Si no queremos actuar de esta manera, nos acercamos a las personas que sí conocen, alguien discreto y comprensivo. Puede darse el caso que nuestro médico o psicólogo sea la persona más indicada.
Podría ser también alguien de nuestra familia, pero estemos atentos de no revelar a nuestra esposa o a nuestros padres algo que pudiese herirlos o hacerles daño. No tenemos el derecho de salvar nuestra piel con la piel de otra persona. Contaremos nuestra historia a quien esté en ánimo de escucharla y no se escandalizará. La regla es que debemos ser inflexibles con nosotros mismos y considerados con los demás.
No obstante la absoluta necesidad de hablar de nosotros mismos con alguien, podría darse el caso que no tuviéramos éxito en encontrar a alguien a quien contarle nuestra historia. Si las cosas están así, este paso del programa puede ser aplazado, pero solamente si estamos dispuesto a hacer estas confidencias en la primera ocasión propicia. Lo decimos porque es necesario hablar con la persona que nos parezca digna de recibir nuestras confidencias. Es importante que esta persona esté dispuesta a custodiar un secreto; que ella pueda comprender plenamente y aprobar lo que nosotros intentamos hacer; que ella no intente cambiar nuestros planes. Ésta no debe ser una excusa para retardar el encuentro con alguien.
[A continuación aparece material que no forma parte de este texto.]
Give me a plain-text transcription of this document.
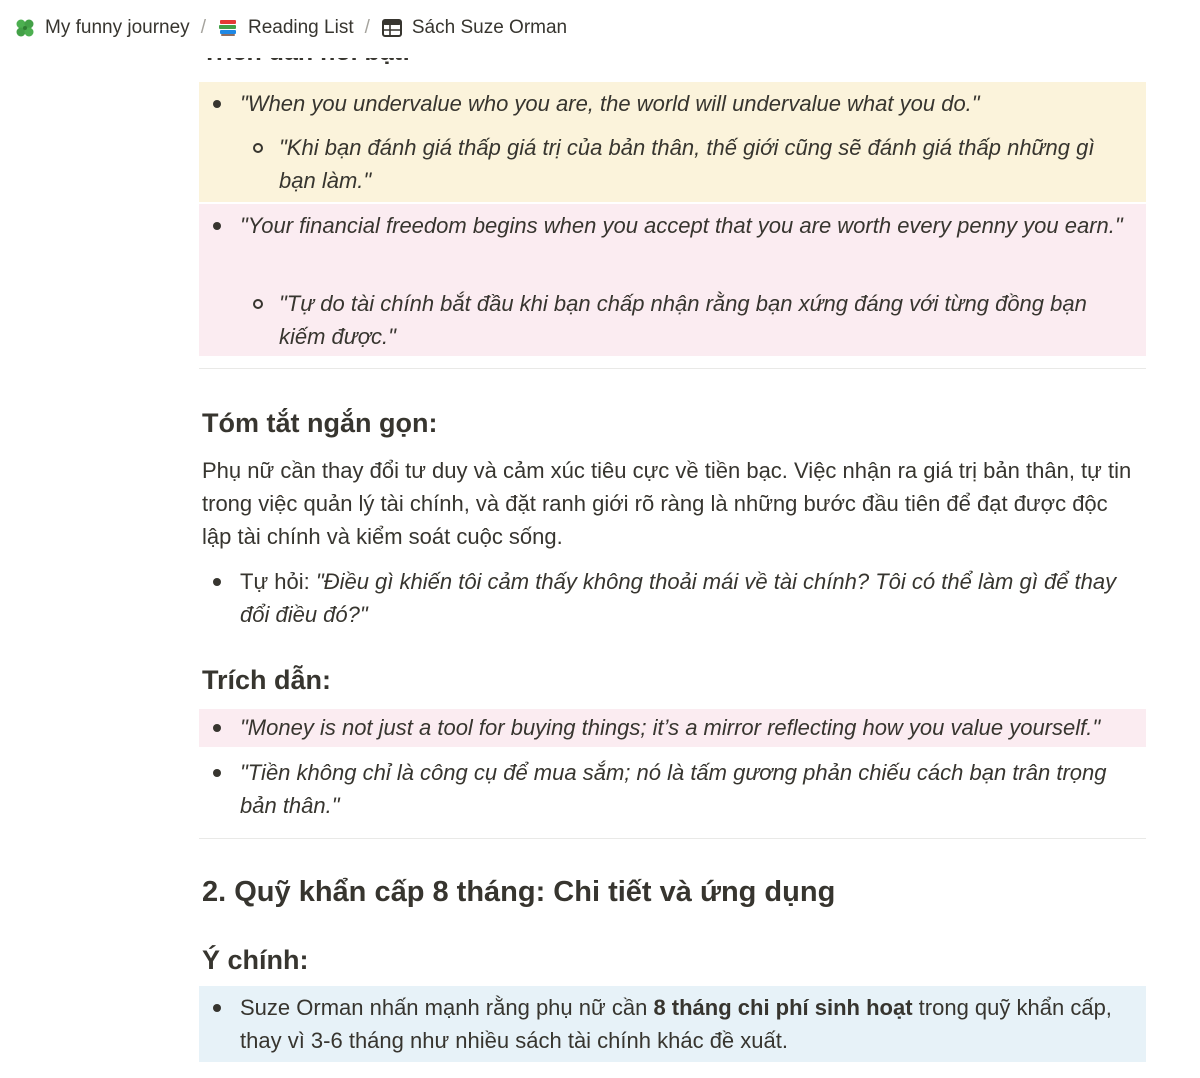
"When you undervalue who you are, the world will undervalue what you do."
"Khi bạn đánh giá thấp giá trị của bản thân, thế giới cũng sẽ đánh giá thấp những gì bạn làm."
"Your financial freedom begins when you accept that you are worth every penny you earn."
"Tự do tài chính bắt đầu khi bạn chấp nhận rằng bạn xứng đáng với từng đồng bạn kiếm được."
Tóm tắt ngắn gọn:
Phụ nữ cần thay đổi tư duy và cảm xúc tiêu cực về tiền bạc. Việc nhận ra giá trị bản thân, tự tin trong việc quản lý tài chính, và đặt ranh giới rõ ràng là những bước đầu tiên để đạt được độc lập tài chính và kiểm soát cuộc sống.
Tự hỏi: "Điều gì khiến tôi cảm thấy không thoải mái về tài chính? Tôi có thể làm gì để thay đổi điều đó?"
Trích dẫn:
"Money is not just a tool for buying things; it’s a mirror reflecting how you value yourself."
"Tiền không chỉ là công cụ để mua sắm; nó là tấm gương phản chiếu cách bạn trân trọng bản thân."
2. Quỹ khẩn cấp 8 tháng: Chi tiết và ứng dụng
Ý chính:
Suze Orman nhấn mạnh rằng phụ nữ cần 8 tháng chi phí sinh hoạt trong quỹ khẩn cấp, thay vì 3-6 tháng như nhiều sách tài chính khác đề xuất.
My funny journey / Reading List / Sách Suze Orman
Cuando ya hayamos establecido quién deberá escuchar nuestra historia, no perdamos tiempo. Tenemos un inventario escrito y estamos dispuestos a hablar largamente. Explicamos a nuestro amigo lo que vamos a hacer y por qué debemos hacerlo. Deberá comprender que para nosotros se trata de una cuestión de vida o muerte. La mayor parte de las personas a las cuales nos confiamos estarán felices de ayudarnos; muchos se sentirán honrados de recibir nuestras confidencias.
Olvidando nuestro orgullo, le iremos explicando todo, iluminando cada torcimiento de nuestro carácter, todo ángulo oscuro de nuestro pasado. Una vez que hayamos actuado así, sin esconder nada, seremos más felices. Podremos mirar al mundo a la cara. Podremos finalmente estar a solas en paz y sin miedo.
Nuestros temores se desprenden de nosotros. Comenzamos a sentir que nuestro Creador está cerca de nosotros. Es posible que en el pasado nosotros hayamos creído en algo o en alguien; ahora, sin embargo, vamos a comenzar a vivir una experiencia espiritual. A menudo tendremos la impresión de que el problema del alcohol ha desaparecido. Tenemos la sensación de estar finalmente sobre la Amplia Avenida, y de caminar de la mano con el Espíritu del Universo.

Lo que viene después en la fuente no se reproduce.